With each year that went by, Johnson would think: “Well at least
I got to be a kindergartner before I die,” etc. She was a 30-year-old
adult before she realized that everyone was eventually going to die.
She came to the conclusion, an example of her acerbic wit, that since
she was now more than 30, it was too late for her to die young.
The memoir includes the following events: attending a world-wide disability
conference in Cuba, going to the 1996 Democratic National Convention
as a delegate, being at the White House for the signing of the ADA
legislation, trying an ADA case and her discussions with Singer.
I was fortunate enough
to meet her when she was keynote speaker at a Minnesota Justice
Foundation banquet soon after the Singer article appeared. Her
voice was warm and she was a wonderful story teller. Johnson was
a small woman, with a degenerative muscular disease with bones
that could fracture easily and almost spontaneously. She had to
be very careful about how long, and in what way, she was positioned
in her chair. She weighed about 70 pounds. She needed help to perform
almost all activities of daily living. She didn’t
dwell on her own physical frailties and only spoke of them at this
event to show how much she would have fit the profile of people Singer
would have thought it appropriate to kill at birth. Her understated
approach was more compelling than most emotion-laden debates.

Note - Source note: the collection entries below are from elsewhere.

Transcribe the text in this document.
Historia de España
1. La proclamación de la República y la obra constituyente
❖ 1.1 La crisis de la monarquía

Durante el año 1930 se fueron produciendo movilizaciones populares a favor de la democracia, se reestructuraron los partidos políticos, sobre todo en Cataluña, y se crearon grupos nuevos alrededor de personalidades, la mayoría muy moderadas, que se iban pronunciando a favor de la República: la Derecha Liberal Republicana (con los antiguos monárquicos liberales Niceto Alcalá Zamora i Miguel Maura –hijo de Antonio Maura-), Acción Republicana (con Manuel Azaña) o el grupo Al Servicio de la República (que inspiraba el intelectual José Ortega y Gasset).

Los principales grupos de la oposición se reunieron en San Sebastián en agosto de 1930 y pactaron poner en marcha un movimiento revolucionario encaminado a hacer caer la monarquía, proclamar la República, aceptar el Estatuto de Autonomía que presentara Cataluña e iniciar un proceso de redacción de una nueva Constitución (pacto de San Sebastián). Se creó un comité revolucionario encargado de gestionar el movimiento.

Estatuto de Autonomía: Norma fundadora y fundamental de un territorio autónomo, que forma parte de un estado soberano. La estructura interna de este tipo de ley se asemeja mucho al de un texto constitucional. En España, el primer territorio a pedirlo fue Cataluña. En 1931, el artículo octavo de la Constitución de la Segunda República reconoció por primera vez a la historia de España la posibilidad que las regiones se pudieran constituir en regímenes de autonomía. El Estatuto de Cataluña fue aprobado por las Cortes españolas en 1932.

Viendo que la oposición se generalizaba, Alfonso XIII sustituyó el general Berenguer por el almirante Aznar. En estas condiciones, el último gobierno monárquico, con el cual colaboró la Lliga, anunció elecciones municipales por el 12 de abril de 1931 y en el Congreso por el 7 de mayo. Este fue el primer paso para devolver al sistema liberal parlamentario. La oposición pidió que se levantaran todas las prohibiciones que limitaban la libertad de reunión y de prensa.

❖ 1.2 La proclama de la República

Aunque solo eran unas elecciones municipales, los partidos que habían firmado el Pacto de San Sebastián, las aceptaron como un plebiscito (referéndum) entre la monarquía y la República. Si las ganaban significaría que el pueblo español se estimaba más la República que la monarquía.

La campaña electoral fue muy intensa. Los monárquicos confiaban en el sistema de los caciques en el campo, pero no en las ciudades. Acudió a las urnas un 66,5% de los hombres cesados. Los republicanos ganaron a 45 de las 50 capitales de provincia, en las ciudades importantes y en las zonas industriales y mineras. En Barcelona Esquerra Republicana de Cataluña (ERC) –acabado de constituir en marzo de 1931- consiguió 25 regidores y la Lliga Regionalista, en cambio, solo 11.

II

Harriet McBryde Johnson touched the lives of thousands of people,
both in person and through her writings. She will be missed but definitely
not forgotten.
Memorial service for
Harriet McBryde Johnson will be held in Charleston at 2 p.m. Sunday,
August 17 at the ILA Hall 1142 Morrison Drive. Her family asks
that memorials be sent to USC Law School for a scholarship in Harriet’s name. They hope to raise $100,000. Checks should
be written to: USC Educational Foundation, “In Honor of Harriet
McBryde Johnson” in the memo line. Mail to: Office of Alumni
and Development, USC School of Law, 701 S. Main Street Suite 202,
Columbia, SC 29208
The Gimp Parade, a very
well-researched and up-to-date blog authored by Kay Johnson from
Minnesota, has an index labeled “just for
Johnson.” www.thegimpparade.blogspot.com ![end of story]()
Laura Hershey has set up
a page on her web site for persons to remember Harriet and celebrate
her life. It can be found at www.cripcommentary.com.